The Truth About Private Browsing

Ever since the start up of PRISM, an Internet surveillance program under the jurisdiction of the NSA, surfing the web anonymously has never been a concept of the internet. Users of the Internet know there is a “big brother” figure watching over them. This figure doesn’t even have to be monitoring you while you are doing the browsing because every link clicked and site visited is saved. Websites use IP addresses to locate users physical locations, which is how many companies advertise to specific crowds of people based on geographic location. This same method is how the NSA identifies specific users of the Internet, linking the IP address to the person’s device.
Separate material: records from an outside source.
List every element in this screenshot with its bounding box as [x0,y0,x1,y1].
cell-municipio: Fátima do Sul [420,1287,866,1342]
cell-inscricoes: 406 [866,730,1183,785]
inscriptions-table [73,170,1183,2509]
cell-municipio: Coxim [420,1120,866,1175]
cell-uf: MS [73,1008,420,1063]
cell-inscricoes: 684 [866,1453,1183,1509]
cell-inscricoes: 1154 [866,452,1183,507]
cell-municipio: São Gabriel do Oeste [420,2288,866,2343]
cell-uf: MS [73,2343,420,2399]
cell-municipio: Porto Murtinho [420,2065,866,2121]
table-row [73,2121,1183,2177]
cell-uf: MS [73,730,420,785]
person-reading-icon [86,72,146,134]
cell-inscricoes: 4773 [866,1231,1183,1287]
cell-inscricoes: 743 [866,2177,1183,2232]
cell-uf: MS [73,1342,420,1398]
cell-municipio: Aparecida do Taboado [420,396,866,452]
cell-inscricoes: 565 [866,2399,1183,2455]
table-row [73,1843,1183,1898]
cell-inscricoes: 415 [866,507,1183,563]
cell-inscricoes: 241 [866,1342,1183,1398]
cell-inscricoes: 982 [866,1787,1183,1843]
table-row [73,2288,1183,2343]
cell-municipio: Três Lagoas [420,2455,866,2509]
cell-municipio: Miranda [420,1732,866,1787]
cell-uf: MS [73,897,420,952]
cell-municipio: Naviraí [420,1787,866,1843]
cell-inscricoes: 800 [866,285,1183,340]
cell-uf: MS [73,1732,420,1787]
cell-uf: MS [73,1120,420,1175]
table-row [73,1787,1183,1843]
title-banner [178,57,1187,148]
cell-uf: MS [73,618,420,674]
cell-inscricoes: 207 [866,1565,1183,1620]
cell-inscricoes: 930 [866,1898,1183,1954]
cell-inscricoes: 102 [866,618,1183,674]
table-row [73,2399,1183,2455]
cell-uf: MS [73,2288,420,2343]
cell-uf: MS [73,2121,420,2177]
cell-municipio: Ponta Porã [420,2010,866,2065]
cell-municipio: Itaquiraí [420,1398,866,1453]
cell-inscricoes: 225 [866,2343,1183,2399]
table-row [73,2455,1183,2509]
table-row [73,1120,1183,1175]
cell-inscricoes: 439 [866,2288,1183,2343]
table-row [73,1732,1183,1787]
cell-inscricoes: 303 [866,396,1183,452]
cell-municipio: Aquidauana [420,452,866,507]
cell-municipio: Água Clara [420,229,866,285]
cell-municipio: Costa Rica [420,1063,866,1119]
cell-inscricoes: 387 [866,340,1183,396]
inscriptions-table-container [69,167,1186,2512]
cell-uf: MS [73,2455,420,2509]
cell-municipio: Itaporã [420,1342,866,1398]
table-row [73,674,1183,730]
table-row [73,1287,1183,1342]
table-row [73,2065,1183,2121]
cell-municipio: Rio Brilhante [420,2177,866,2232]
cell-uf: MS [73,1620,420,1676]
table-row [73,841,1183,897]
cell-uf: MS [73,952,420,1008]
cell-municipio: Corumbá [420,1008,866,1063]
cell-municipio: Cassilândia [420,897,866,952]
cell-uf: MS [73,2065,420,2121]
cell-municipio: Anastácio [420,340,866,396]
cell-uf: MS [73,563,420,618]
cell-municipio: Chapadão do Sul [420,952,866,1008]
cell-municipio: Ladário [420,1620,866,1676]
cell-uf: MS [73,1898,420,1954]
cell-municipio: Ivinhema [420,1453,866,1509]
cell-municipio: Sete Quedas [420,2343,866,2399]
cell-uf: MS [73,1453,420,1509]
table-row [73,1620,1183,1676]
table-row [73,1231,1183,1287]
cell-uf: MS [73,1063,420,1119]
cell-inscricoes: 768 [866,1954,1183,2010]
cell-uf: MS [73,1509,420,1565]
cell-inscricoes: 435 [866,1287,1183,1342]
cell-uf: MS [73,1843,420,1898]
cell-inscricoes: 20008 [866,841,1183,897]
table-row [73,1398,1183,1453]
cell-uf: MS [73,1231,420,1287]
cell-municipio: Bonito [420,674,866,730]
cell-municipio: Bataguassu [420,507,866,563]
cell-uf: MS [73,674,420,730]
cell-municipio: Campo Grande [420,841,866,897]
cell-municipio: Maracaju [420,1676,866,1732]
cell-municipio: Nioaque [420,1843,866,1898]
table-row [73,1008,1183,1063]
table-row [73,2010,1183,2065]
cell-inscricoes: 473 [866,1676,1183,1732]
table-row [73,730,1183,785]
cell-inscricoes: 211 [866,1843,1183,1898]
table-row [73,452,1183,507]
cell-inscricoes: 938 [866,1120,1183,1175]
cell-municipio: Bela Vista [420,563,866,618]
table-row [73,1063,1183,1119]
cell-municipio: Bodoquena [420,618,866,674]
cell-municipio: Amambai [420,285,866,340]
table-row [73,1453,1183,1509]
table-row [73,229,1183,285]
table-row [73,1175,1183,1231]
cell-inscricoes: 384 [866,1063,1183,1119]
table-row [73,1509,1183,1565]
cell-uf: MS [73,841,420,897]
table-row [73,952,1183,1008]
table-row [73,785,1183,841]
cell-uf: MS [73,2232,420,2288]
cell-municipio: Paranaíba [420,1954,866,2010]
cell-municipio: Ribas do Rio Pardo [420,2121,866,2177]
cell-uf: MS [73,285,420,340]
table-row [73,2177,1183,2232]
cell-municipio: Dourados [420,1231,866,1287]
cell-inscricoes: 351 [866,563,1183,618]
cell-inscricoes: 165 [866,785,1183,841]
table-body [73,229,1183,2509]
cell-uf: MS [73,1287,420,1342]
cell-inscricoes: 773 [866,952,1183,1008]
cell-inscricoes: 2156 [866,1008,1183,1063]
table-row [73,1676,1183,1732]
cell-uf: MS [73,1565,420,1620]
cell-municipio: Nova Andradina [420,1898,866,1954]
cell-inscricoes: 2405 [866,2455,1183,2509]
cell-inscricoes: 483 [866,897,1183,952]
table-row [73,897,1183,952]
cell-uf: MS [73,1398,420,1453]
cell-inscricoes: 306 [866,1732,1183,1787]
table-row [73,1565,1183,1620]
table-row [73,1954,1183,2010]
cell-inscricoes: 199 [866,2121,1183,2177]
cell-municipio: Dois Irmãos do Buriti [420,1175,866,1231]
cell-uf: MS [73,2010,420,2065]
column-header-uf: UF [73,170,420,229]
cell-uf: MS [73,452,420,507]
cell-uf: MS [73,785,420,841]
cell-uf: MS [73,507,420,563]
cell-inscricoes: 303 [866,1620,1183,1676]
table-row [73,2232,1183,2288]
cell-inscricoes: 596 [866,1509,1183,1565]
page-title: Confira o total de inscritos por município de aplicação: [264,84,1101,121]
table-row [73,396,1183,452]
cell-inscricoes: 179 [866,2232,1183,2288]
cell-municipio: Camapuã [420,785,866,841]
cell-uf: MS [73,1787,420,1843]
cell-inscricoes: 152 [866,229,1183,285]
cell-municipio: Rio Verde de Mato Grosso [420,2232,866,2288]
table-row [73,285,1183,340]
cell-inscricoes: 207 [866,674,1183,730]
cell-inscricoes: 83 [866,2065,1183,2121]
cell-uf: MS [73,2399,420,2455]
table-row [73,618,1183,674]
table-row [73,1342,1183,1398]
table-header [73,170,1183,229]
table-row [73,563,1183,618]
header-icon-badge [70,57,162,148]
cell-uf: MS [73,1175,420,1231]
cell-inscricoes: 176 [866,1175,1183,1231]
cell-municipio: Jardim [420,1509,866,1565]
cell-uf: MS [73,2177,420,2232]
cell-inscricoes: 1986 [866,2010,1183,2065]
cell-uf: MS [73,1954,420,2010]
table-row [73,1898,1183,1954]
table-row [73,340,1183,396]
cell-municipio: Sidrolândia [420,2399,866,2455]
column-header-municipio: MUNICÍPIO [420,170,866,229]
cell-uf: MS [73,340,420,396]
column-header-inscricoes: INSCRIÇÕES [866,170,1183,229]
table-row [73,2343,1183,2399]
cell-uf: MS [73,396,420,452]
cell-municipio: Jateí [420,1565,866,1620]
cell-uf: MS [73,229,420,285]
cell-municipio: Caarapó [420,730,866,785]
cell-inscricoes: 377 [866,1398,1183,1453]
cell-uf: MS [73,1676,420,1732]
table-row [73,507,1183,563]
According to PCWorld.com, there are a variety of methods to covering your data trail on the Internet in efforts to browse anonymously. The easiest and most common method is the use of web proxies. These are kind of like a ‘secret browser’, instead of typing a desired site into the address bar, you simply go onto the website and type it in there and your IP address will be anonymous. Though this all sounds fine and dandy, what most people don’t know is that there is a very big difference between ‘anonymous’ and ‘private’. Websites like Proxify, Anonymouse, and Hide My Ass all offer simple, easy to use ANONYMOUS web browsing when actuality they are only help protect against mass surveillance by governments or private organizations. In the United States, service providers are required to give their data to the government. This means that your choice of data provider whether it be Verizon, Comcast, AT&T, etc. they all give data to the government.

There is another method to hiding your Internet data and it is through a Virtual Private Network (VPN). The concept of this method is pretty self explanatory in the name. VPN’s use a dedicated proxy server for the user that pays to do so. It can sometimes be costly but depending on the work being done on them it may be worth it to the user. Instead of using a single proxy server between your device and the site, it uses many of its own servers and bounces your signal though many of the servers before reaching the actual site, loosing the original location somewhere in the mix. But like a simply proxy, you must input some sort of information to use the VPN (you are paying for it so there is some sort of transaction/receipt). This means that the VPN itself holds your data and if subpoenaed, the government can obtain this information.

The truth is, that as long as you are connected to a data source whether it be a Wi-Fi connection or cellular data, your searches, texts, favorite websites, are all saved. The only way to legally browse is to simply legally browse. A VPN can only cover you as long as you use it within its terms of use, and I guarantee illegal activity on their server isn’t part of it.